Know the Boundaries Between Board and Management
In board meetings, be aware of who is responsible for what.
When Michael Sneed wonders if he is performing his duties as a board member in a satisfactory fashion, he simply asks himself one question.
“Is this a management issue or a board issue?”
Sneed has seen both sides of the board/management dynamic. He recently retired from his role as executive vice president, global corporate affairs, and chief communications officer for Johnson & Johnson, and now serves as a board member of Wayfair and a vice chairman of the board of trustees at Thomas Jefferson University. Evidently, there’s nothing like dealing with an overstepping board when it comes to helping remind you of what your own duties as a director are.
“As someone who used to work in the operations of a company, I used to chafe when I heard about what certain board members were asking about,” says Sneed. “I used to say, ‘That’s management’s job, not the board’s.’”

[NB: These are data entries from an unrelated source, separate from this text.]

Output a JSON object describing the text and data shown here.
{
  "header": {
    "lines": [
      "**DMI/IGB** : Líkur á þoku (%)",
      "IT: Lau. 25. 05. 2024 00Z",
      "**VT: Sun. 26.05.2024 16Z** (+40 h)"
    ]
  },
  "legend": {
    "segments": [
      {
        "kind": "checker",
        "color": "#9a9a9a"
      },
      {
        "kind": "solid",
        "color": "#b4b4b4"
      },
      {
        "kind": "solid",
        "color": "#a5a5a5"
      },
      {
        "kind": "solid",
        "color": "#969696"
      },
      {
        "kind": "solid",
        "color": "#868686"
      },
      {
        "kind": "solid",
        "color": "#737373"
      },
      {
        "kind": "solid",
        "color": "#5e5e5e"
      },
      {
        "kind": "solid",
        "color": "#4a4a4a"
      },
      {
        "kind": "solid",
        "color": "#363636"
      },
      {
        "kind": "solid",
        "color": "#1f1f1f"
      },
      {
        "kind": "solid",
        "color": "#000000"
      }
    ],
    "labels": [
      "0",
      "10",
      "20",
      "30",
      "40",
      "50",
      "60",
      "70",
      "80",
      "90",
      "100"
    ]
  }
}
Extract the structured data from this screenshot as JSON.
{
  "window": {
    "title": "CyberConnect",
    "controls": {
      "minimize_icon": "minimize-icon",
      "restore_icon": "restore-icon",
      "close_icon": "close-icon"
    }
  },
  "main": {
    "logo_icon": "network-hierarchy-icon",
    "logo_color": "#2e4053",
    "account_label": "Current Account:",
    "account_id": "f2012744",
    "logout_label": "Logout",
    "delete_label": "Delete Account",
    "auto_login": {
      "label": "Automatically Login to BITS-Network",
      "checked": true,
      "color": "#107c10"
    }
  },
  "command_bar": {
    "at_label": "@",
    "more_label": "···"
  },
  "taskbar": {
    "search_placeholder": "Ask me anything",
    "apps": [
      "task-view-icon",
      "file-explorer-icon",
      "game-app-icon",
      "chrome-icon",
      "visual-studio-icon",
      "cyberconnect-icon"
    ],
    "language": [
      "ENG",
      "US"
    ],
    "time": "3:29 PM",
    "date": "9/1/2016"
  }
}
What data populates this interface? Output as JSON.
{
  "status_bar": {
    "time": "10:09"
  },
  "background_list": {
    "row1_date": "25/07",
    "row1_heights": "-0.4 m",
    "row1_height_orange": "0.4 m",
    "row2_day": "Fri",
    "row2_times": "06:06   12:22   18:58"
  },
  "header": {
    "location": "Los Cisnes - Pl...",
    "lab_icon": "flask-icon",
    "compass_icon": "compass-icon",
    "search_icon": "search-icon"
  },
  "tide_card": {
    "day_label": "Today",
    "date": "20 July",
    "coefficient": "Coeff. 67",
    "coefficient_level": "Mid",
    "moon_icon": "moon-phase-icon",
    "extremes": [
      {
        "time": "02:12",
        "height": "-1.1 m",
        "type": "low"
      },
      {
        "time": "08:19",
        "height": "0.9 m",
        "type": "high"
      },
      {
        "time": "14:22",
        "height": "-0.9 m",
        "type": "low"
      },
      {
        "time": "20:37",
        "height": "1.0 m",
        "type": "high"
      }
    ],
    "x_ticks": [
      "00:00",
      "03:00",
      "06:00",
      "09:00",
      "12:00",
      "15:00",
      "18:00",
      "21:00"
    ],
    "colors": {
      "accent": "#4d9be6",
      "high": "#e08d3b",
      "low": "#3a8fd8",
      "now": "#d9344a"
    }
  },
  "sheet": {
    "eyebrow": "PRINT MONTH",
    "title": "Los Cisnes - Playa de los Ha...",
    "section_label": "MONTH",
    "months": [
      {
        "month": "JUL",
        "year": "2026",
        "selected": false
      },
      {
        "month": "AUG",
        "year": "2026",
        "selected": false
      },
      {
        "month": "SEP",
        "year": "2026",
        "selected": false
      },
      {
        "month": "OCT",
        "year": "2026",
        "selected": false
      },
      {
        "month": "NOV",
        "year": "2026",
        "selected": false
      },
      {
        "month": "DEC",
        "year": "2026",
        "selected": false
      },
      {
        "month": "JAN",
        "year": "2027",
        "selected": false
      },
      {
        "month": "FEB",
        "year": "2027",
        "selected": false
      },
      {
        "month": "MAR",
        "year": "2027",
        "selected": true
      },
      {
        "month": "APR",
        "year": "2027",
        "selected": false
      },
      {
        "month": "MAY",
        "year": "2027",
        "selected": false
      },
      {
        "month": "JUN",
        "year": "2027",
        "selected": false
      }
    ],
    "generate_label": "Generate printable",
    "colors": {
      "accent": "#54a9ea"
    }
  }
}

According to Sneed, the board’s role is fairly limited, consisting mostly of choosing the CEO, governance and “certain regulatory responsibilities.” However, it has also allowed him to see the value of proper board composition and ensuring that the board includes varied points of view.
“I do think that the best CEOs recognize that you want to have a board that has different perspectives,” says Sneed. “Having the same point of view as 12 other people would be a waste of my time. But as a board member, you also have to realize that you are not the one running the company.”
Of course, the old adage of “noses in, fingers out” does tend to become a little more difficult for a director who has concrete experience in running and growing a successful company. But just as you often have to do for your children, it is sometimes valuable to let management grow from their mistakes … with limitations, naturally.
Sneed notes that it can be hard to let management run the show, “particularly if you’re someone who has been on the other side, you’ve been an executive, you’ve run a company, you know what they’re about to face and you know you can do it better. But part of it is about learning. As a board member, you want to make sure the company isn’t going to get to the point where they’re going to harm themselves. But sometimes, as a company, you need that collective experience to go through and then you’re better on the other side.”
While Sneed warns against the effect of a board that tries to do a CEO’s job, he says that the opposite can be just as dangerous: a board that is too deferential to the opinions of the lead executive. When he was an executive, he recalls, he wanted to hear the board’s challenges and concerns, and he would always push the board to go further in their oversight duties. While board members should strive not to be a constant adversary, they should also ensure that they are not going along with the CEO unquestioningly.
“Make sure that the company is taking advantage of the value and perspective that you have,” says Sneed. “If you’re just sitting there with your mouth closed and really deferring to management, that’s not a good thing for an organization.”
It turns out that providing value and perspective for an organization can be hard work. In fact, Sneed notes that being on a board is “not for the faint of heart.” He points to several factors that have made board service a large commitment, including increased levels of expectations from stakeholder groups and more widespread use of the Internet and social media, which makes it easier to identify board members and criticize their decisions. He notes that most boards end up requiring two to three hours of work per week, a number that can rise quickly if you are on more than one board or if you are a member of a committee. Plus, there’s the unforeseen responsibilities.
“You have to assume there is going to be things you’re just not aware of that are going to take place,” says Sneed, mentioning the CEO search he finds himself in the middle of as he speaks. “Look, I love it, but it’s a commitment. You have to have that bandwidth to manage things that you don’t expect will come up and still be an effective board member.”